Should landlords show tenants proof of workers' background checks?
Under proposed 'Tenant Notification Act,' landlords would have to do so
TALLAHASSEE, Fla. – Landlords soon could be required to provide residents with proof showing they have conducted background checks on the people working in apartment complexes.
Failure to provide notices would give tenants the right to cancel their lease.
Part-time college student Mary Beasley has been renting her apartment for almost a year. At times, she said, she isn’t comfortable with the maintenance staff.
“And it scares me,” Beasley said. “A lot of the times when I come home, I’m getting stares from these men who are working all around. I’ve never even seen them before. I know nothing about them.”
Under proposed legislation known as the Tenant Notification Act, renters such as Beasley would have to be told, in writing, whether the landlord has run background checks on anyone with access to the premises.
State Sen.

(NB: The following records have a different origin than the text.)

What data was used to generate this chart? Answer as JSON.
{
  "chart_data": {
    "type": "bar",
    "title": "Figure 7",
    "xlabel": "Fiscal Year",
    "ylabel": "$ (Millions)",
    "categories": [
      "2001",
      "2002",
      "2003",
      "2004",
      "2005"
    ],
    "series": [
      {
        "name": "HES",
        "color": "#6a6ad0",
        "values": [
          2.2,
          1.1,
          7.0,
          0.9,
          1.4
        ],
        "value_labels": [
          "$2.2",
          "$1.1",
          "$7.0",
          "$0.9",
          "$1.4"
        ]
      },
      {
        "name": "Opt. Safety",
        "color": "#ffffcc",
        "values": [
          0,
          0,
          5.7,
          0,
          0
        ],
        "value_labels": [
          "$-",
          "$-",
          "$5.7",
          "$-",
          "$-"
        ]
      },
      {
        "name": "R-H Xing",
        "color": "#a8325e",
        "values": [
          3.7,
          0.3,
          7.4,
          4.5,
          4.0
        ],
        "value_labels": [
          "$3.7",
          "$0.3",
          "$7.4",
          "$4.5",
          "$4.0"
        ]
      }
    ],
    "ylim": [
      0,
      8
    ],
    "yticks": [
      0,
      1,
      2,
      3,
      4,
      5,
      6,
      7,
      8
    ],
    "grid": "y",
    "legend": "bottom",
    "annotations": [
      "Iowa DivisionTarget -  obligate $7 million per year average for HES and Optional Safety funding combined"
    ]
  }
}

Greg Steube is sponsoring the legislation.
“If there (are) people working in these large complexes, and they’re not (conducting) background checks on whether they are sex offenders or not, and they have access to people’s homes, to me, that’s a problem,” said Steube, R-Sarasota.
Landlord Erwin Jackson, who rents more than 250 apartments, already runs background checks, but bristled at the idea of being forced to run them or notify tenants.
“And see, (there is) no reason I should take that information and provide it to my tenants,” Jackson said. “I think there is a privacy (issue) there.”
If the idea becomes law, people who have already signed a lease and find out there was never a background check performed would be entitled to cancel the lease -- and get their full deposit back.
Beasley likes the idea.
“I think that it’s after moving in that you start, you know, seeing everything -- maybe all the bad people around,” Beasley said.
Some details of the proposal are still being worked out, including how many units are in a complex before the background check notice would apply.
The Level One background checks called for in the legislation cost $24 per person.